From the publisher marketing:
After a scandalous secret turns their fairy-tale wedding into a nightmare, Rebecca “Bex” Porter and her husband Prince Nicholas are in self-imposed exile. The public is angry. The Queen is even angrier. And the press is salivating. Cutting themselves off from friends and family, and escaping the world’s judgmental eyes, feels like the best way to protect their fragile, all-consuming romance.

But when a crisis forces the new Duke and Duchess back to London, the Band-Aid they’d placed over their problems starts to peel at the edges. Now, as old family secrets and new ones threaten to derail her new royal life, Bex has to face the emotional wreckage she and Nick left behind: with the Queen, with the world, and with Nick’s brother Freddie, whose sins may not be so easily forgotten — nor forgiven.


Click on this graphic to explore the book page on LibraryThing!

Review

I knew almost immediately that I was going to love The Heir Affair – the whole thing opens with Bex and Nick hiding out (after the media storm surrounding their wedding) in the small Scottish town of Wigtown, staying at the B&B above Open Book. While this probably doesn’t inspire delighted squeals of joy from most, other than the fact that it sounds cool, Open Book is run as a companion to Book Shop, owned and operated by Shaun Bythell, author of Diary of a Bookseller and Confessions of a Bookseller, two memoirs that offer remarkable insight into my chosen profession. So as a bookseller, I got really excited about Bex and Nick’s chosen hide out in Scotland.

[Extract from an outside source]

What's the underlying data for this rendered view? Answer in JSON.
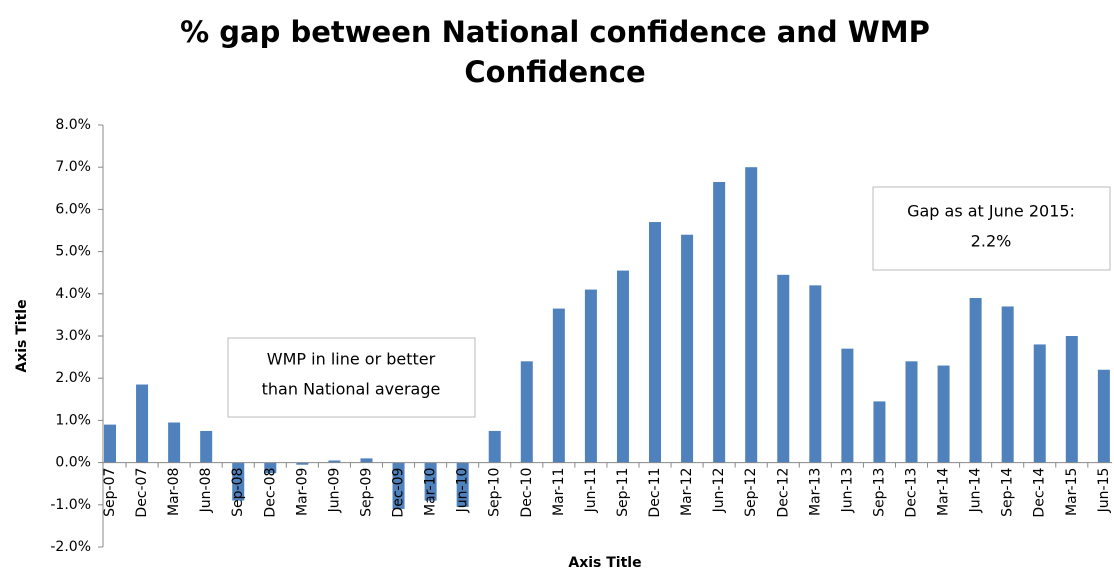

But that was just the very beginning. With a gap of just more than five years (an eternity in publishing time) between the release of The Royal We and The Heir Affair, Heather and Jessica knew they’d have to give readers a bit of time to play catch up with Nick and Bex and they do a tremendous job easing readers back into their lives and rehashing the events of The Royal We. The bulk of The Heir Affair takes place in the two years immediately following The Royal We, and as both are set in “real time,” it’s kind of fun to be transported back to 2016 in the book, before the dumpster fire of 2020.

Eventually, as they must, Nick and Bex return to the firm (no Meghan & Harry cut and run here), and are reunited with friend and foe alike, from Nick’s brother Freddie and Bex’s twin sister Lacey, the brothers’ taciturn father, to the centenarian queen mum obsessed with Idris Elba, and all their friends (one of whom is obsessed with getting onto a GBBO inspired baking show), it is refreshing to be reunited with so many favorite characters.

After the expected roughish patch between Bex & Nick, and the two of them and the family, the book moves along at a decent clip through time until “the heir affair” takes center stage. With everything Bex and Nick have been through, there was no way this was going to be smooth sailing. But Heather & Jessica present their situation with so much kindness and empathy that I found myself bawling my eyes out at certain parts (I don’t want to spoil anything, but you’ll know pretty quickly which scenes I mean).

While The Royal We delved into the melodramatic soap opera type of story pretty quickly, The Heir Affair is not nearly as over dramatic until the last hundred pages or so where a secret is revealed about now deceased members of the royal family and has a potentially devastating effect on the future heirs. It gets a little trite, especially when, by this point, we really just want to see a happy ending, but Heather and Jessica handle their chosen curveball well. I walked away from The Heir Affair enjoying it more than The Royal We and I think it will become a favorite of anyone who chooses to pick it up as well.